As a public health nurse and Somali-American mother of three children, I am deeply troubled by the continued outbreak of measles in Minnesota. 

As of May 17, Minnesota Department of Health reports 61 cases of measles in multiple counties in Minnesota, and most of them are unvaccinated Somali children. 

Although the outbreak is not limited to the Somali community in Minnesota, the persistent and aggressive campaign of anti-vaccine activists who are using their first world privilege to exploit the Somali community’s fears of autism is making containment of measles nearly impossible. 

This has significant consequences for all of us in Minnesota. We need creative outreach efforts and an all hands on deck approach to curtail the most unprecedented outbreak in Minnesota’s history. 

While it may be easy to blame parents who don’t vaccinate their children as irresponsible people who ignore scientific evidence and put their children and the public at risk, we have to keep in mind that these parents love their children.  However their fear of autism is so overwhelming that fact-based education and statistics is not enough. 

Fear is a powerful emotion and it takes strong relationships, empathy and trust between the community and health care providers to overcome it.

Parenting can be a very isolating, and sometimes frightening experience that is often complicated by the flood of information – sometimes helpful and instructive, sometimes false and misleading. 

Imagine being a new mother in a new country. Your healthcare provider speaks a different language, the community which supported you, and the family that raised you, are thousands of miles away. 

Now you are hearing frightening stories of children with severe autism and parents who swear their children were “perfect” before their first dose of MMR vaccine. 

Where do you go for trusted information for the newest, most precious and fragile member of your family? You go to people you trust: mothers, neighbors, sisters, aunts and grandparents. 

To contain this epidemic and prevent additional outbreaks, Somali parents must not be demonized or shamed. They need to be engaged in a meaningful dialogue about the benefits and risks of vaccines in a language they can understand. 

This is important because providers are often short on time and it can be difficult to determine what a parent may or may not know about vaccines during a fifteen minute visit. 

Somali parents’ concern of a linkbetween the measles, mumps and rubella (MMR) vaccine and autism may not be grounded in science, but it is pervasive among all Somalis.

A young Somali father recently told me: “When I refuse the MMR vaccine, I feel shamed by the doctors.
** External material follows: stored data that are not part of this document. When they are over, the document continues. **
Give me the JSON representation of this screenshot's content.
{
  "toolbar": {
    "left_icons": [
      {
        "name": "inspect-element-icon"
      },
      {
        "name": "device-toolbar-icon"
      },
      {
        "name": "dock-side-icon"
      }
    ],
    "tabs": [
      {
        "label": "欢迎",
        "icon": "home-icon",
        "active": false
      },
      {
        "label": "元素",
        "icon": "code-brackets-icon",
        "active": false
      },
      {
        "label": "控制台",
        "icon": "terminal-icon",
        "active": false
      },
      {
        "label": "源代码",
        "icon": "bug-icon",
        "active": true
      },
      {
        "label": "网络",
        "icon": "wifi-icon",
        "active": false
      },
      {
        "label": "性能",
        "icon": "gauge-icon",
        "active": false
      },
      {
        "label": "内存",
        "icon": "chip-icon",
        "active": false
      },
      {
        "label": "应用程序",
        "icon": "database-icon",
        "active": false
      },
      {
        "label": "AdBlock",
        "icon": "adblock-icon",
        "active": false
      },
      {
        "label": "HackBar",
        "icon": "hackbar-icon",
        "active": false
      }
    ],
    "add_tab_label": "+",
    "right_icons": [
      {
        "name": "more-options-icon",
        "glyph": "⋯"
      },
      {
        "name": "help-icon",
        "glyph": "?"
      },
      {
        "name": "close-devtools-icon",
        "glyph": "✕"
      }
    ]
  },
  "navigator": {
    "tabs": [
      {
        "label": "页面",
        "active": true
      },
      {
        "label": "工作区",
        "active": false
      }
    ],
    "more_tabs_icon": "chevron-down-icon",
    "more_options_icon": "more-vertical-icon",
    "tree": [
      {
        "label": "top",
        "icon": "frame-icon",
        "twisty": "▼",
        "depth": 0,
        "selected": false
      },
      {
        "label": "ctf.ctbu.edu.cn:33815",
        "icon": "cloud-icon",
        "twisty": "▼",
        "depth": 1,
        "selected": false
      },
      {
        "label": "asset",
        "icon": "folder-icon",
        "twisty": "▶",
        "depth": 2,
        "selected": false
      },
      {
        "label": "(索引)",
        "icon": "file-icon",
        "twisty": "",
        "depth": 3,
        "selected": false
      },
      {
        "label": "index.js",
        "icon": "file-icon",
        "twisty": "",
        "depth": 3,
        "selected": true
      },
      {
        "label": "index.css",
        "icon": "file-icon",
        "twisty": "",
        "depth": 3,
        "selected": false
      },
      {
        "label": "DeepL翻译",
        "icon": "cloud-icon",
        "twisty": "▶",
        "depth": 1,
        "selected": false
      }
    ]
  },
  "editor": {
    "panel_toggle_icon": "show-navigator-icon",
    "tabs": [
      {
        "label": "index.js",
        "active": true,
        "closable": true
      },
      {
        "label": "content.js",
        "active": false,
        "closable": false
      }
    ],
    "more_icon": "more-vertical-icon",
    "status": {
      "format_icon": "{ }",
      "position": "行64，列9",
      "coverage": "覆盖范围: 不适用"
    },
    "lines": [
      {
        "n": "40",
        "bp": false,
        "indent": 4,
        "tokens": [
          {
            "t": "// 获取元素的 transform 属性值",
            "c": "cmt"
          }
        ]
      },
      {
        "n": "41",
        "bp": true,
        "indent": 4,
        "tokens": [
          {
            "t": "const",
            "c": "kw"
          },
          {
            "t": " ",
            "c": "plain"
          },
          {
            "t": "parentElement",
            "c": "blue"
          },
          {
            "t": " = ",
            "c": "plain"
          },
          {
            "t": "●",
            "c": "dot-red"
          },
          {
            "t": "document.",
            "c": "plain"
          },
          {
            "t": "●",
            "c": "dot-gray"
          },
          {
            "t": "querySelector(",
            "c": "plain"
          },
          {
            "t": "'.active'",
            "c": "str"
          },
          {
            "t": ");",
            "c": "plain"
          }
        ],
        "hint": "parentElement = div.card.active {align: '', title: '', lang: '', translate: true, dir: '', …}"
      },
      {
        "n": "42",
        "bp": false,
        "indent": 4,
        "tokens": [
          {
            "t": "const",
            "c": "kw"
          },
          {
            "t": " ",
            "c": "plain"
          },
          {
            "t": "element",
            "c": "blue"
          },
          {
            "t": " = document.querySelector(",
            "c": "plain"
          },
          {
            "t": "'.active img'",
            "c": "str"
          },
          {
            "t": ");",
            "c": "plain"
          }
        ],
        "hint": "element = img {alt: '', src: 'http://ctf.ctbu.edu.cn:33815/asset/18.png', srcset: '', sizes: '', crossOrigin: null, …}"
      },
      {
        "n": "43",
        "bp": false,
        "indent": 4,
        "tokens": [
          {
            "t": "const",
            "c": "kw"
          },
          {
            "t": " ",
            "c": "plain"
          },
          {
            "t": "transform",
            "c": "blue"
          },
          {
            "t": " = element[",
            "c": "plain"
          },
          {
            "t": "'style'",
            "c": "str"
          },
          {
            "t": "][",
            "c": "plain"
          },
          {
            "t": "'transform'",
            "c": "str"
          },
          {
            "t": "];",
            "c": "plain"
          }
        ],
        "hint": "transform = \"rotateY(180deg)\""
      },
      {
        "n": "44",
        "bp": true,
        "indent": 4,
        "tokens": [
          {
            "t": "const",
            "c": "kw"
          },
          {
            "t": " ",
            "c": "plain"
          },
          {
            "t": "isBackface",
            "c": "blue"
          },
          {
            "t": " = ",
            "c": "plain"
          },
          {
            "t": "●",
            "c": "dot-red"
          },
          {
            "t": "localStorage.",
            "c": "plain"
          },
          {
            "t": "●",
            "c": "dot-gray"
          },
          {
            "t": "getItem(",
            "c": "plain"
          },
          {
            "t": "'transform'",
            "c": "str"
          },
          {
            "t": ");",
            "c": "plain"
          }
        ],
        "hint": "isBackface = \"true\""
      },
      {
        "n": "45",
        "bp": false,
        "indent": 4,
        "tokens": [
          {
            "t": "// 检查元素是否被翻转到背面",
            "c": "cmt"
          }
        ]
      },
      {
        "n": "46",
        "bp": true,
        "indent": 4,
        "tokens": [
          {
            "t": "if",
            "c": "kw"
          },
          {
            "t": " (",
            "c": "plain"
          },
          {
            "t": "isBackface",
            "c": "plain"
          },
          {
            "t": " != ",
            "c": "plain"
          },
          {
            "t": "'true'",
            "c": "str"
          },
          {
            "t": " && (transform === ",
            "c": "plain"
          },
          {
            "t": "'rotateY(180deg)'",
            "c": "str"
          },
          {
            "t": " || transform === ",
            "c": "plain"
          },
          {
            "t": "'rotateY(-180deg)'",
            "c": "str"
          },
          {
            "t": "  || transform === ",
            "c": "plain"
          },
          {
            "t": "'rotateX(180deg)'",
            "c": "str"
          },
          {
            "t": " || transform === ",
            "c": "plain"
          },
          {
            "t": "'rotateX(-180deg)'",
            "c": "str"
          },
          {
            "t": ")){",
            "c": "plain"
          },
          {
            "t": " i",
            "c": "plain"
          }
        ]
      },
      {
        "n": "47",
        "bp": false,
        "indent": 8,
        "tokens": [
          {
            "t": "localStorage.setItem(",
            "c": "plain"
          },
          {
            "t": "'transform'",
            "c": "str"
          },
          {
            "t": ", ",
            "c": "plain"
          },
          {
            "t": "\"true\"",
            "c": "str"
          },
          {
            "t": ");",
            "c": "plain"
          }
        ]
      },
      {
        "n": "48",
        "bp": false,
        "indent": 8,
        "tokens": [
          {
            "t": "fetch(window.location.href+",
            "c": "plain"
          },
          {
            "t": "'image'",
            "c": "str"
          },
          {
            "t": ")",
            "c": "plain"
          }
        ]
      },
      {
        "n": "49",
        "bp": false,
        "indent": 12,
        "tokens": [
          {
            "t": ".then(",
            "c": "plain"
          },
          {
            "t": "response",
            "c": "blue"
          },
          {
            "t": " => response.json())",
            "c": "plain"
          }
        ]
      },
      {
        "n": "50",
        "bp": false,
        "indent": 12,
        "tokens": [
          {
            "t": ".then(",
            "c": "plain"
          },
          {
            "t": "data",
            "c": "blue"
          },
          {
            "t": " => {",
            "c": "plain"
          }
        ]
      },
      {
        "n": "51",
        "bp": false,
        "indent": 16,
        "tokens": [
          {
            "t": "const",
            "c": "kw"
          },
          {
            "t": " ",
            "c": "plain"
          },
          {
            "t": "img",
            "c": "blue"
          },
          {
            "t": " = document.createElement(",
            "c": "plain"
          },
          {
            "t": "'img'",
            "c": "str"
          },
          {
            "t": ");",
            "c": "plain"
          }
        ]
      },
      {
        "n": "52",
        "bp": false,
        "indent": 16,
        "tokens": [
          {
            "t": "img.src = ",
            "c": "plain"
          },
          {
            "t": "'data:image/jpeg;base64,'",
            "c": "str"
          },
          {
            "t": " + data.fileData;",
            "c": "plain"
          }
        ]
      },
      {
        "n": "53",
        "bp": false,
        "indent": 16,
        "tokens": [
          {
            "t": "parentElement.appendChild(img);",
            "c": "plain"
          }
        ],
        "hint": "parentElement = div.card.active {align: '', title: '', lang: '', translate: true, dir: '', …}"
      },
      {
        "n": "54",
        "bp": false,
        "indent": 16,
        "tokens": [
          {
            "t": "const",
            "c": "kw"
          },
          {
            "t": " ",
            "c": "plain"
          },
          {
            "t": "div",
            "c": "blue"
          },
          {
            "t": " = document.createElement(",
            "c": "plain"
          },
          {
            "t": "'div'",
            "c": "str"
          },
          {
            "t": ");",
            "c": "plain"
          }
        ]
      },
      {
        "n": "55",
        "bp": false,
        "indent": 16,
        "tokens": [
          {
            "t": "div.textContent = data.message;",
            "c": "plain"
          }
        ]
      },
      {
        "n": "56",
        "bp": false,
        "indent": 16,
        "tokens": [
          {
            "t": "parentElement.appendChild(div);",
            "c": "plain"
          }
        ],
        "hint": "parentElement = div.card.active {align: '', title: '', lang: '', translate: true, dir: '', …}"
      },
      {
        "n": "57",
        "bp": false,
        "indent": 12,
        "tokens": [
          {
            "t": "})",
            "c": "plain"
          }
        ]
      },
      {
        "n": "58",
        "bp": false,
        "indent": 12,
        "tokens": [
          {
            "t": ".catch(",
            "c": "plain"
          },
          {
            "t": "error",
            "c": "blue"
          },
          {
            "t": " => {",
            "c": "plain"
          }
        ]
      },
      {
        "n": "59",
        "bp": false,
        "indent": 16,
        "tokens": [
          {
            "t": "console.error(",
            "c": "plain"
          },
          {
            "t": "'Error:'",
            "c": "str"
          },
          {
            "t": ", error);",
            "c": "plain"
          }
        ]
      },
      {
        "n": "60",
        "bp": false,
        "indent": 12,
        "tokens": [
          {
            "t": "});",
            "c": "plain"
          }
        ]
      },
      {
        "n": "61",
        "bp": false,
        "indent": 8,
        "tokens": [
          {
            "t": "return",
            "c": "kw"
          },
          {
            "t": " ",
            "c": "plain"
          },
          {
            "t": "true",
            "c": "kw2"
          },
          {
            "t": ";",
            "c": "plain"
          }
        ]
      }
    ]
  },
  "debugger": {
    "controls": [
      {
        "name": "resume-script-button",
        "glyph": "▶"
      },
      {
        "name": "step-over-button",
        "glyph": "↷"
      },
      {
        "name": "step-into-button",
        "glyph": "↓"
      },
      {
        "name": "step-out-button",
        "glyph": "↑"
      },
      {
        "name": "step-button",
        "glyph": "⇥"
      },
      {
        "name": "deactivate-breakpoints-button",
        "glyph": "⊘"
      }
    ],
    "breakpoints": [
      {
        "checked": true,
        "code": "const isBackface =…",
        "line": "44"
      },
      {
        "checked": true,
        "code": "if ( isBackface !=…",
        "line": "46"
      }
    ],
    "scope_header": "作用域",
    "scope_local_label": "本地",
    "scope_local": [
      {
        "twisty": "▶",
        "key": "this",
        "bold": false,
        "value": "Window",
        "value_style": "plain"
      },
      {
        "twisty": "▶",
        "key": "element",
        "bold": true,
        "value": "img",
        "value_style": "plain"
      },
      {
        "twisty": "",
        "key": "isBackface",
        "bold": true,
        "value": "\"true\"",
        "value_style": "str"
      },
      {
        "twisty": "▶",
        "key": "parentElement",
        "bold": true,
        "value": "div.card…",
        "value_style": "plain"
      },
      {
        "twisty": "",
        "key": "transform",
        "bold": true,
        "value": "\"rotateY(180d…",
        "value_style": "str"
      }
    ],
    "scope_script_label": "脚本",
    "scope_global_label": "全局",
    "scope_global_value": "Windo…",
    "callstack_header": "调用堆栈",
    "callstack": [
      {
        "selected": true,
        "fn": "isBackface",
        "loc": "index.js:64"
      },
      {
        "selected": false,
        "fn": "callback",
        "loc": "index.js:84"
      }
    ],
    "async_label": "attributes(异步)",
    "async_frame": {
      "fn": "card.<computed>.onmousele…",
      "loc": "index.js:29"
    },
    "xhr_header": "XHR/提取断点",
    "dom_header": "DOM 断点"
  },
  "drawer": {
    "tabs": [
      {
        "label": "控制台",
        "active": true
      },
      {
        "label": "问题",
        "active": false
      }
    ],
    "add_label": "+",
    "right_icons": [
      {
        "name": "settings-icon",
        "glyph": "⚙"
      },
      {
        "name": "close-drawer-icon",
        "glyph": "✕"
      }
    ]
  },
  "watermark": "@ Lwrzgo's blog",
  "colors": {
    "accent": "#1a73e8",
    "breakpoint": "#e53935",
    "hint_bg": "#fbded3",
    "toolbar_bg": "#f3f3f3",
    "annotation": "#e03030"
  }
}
They don’t realize that my head tells me the vaccine is safe, but my heart tells me not to take the chance.”

Those of us in healthcare are trained to talk to the head rather than the heart. It is time to change that. As parents wrestle with their decision to vaccinate or not, we must not be too quick to lecture or assume parents have been engaged in a conversation.

I was born and raised in Somalia. I strongly believe in the importance of vaccines and I vaccinate my children. We need to amplify the voices of parents like me and leverage Somali culture’s rich oral tradition to combat the false and dangerous messages of anti-vaccine activists. 

I am calling upon my public health colleagues to join me and think of new ways of engaging the community and create a supportive environment for Somali parents to get accurate information and education,  discussfears and risks openly in order to improve the health of their children, and our overall community.

People’s Center is positioned well to host dialogues, as a trusted healthcare organization that serves thousands of Somali parents each year.  In the next few weeks, we will partner with parents, health providers, community members, artists and religious leaders tofacilitateopen and honest dialogue about a path forward and a solution to end this crisis situation. 

We don’t have to agree on what is best for children, but we do need to listen to each other. Our children’s lives depend on it.